Usando os termos da carta, o Copom, que é o Comitê de Política Monetária, julga apropriado que o ciclo de aperto monetário avance significativamente em território contracionista para reduzir a inflação, supondo uma taxa de juros real neutra de 3,5% a.a. A taxa real é equivalente à taxa nominal descontada a inflação, e o termo neutro se refere a um nível que não tem efeito nem contracionista ou expansionista sobre a economia.

Como as taxas de juros e a inflação tendem a movimentar em direções opostas, é nesse sentido que os últimos relatórios FOCUS estimam que a taxa de inflação deva se reduzir a um patamar próximo aos 5,4% em 2022, ainda acima do intervalo de tolerância, mas convergindo para o centro da meta em 2023. Nesse sentido, o Banco Central passaria a estabilizar e normalizar a taxa de juros, voltando a um nível considerado neutro. Contudo, os riscos de uma inflação mais persistente não são desprezíveis, o que demandaria a manutenção da taxa Selic em patamares contracionistas por mais tempo. Eles envolvem impactos da variante Ômicron, risco no câmbio, por motivos eleitorais, choques como geadas, chuvas, crise hídrica e ainda a trajetória fiscal brasileira, com preocupações acerca da flexibilização do teto de gastos e a condução das contas públicas brasileiras.

Logo, conforme a XP Investimentos, as taxas das NTNBs, ou seja, os títulos públicos que remuneram o investidor a variação do IPCA mais uma taxa de juros fixa, e que, portanto, sinalizam o juro real precificado pelo mercado, se mantêm próximos ou acima de 5% tanto em vencimentos mais curtos como os mais longos, o que reflete uma incerteza elevada à frente. No fim de 2019, esse mesmo juro real chegou a ser negociado abaixo de 3,5% a.a.

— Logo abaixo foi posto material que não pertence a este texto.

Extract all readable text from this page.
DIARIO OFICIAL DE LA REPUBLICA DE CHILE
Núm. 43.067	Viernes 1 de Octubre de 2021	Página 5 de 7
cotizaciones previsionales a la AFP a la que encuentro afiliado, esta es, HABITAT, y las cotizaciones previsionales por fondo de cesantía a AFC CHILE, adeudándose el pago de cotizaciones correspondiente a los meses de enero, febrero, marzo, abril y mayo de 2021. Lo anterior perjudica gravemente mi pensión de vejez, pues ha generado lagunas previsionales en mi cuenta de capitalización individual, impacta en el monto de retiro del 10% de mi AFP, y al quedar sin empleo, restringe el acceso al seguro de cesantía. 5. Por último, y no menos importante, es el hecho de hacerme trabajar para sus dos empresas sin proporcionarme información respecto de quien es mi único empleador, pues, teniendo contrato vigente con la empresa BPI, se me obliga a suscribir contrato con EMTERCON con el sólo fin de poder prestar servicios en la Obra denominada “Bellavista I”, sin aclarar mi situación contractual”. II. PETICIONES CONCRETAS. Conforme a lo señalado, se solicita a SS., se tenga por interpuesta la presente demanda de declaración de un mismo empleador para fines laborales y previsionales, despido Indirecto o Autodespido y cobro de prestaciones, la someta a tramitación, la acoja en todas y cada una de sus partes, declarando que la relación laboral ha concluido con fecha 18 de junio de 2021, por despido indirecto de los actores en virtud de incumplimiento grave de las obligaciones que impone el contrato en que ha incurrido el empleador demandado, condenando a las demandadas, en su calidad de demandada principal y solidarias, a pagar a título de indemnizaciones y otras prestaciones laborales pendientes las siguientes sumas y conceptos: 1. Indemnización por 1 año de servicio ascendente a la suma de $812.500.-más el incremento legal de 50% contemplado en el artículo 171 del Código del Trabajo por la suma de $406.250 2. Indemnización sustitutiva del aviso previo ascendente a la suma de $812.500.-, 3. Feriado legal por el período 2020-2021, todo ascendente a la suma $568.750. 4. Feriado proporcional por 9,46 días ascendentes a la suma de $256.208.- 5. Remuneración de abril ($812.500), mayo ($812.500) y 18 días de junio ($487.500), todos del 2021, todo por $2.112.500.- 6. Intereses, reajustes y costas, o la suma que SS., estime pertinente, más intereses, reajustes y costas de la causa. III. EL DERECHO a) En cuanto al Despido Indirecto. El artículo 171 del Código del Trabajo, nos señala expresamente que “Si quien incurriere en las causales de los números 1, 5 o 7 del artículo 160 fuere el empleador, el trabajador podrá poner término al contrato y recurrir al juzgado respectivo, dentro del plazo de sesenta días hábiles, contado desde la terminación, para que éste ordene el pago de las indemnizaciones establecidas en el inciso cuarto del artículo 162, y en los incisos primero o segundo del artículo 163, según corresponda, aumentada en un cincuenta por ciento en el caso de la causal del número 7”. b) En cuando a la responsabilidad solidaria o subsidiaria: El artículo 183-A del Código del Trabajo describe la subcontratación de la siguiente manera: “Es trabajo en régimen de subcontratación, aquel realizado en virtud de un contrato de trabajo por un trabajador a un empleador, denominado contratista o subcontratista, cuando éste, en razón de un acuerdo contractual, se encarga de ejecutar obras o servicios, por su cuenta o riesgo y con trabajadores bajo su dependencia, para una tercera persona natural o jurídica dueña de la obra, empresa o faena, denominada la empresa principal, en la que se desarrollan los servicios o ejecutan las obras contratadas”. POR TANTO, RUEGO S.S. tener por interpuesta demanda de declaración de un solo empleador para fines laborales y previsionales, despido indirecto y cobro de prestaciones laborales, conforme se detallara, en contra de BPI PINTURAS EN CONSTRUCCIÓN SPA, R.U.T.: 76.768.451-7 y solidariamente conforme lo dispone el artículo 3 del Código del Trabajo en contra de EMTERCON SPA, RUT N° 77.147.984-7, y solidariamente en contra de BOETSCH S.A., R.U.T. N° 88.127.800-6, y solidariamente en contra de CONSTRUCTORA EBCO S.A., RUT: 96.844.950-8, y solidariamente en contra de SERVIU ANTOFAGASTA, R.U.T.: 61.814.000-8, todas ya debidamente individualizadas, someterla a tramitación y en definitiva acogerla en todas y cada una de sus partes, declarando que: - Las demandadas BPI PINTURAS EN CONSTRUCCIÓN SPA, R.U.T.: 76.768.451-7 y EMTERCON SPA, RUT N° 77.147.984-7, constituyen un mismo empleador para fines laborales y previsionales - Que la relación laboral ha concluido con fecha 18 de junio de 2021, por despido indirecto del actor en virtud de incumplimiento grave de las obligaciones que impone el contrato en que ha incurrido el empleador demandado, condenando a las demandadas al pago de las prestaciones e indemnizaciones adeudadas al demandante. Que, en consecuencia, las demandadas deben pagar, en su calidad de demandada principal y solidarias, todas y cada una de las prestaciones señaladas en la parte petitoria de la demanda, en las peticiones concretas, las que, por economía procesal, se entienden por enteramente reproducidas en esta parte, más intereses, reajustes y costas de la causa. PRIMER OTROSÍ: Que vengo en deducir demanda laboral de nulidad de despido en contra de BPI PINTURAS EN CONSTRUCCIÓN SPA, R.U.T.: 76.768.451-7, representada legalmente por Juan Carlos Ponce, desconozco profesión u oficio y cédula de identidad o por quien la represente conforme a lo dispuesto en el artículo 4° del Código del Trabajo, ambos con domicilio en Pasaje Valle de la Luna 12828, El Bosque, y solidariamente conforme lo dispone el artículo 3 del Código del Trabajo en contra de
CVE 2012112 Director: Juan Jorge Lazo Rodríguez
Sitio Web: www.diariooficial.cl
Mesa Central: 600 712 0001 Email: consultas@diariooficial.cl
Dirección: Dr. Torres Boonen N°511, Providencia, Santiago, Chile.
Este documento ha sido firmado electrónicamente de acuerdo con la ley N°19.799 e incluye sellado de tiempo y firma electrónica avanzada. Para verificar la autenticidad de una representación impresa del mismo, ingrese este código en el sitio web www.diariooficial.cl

Para o investidor, esse cenário pode significar uma oportunidade interessante de alocação tanto em títulos públicos, emissões bancárias e papéis de crédito privado, esses isentos de Imposto de Renda para pessoa física, tanto no sentido de proteção dos riscos inflacionários como de aproveitar um cenário onde as taxas de juros reais estão mais elevadas. Esse tipo de investimento pode trazer ágio para os ativos alocados em momentos de queda do juro real.

Entretanto, é essencial levar em consideração o perfil do investidor, bem como seus objetivos de curto, médio e longo prazo. Importa nessa hora entender em profundidade os riscos e possibilidades de cada alternativa, adequados ao horizonte de tempo, equilíbrio e diversificação de uma carteira de investimentos.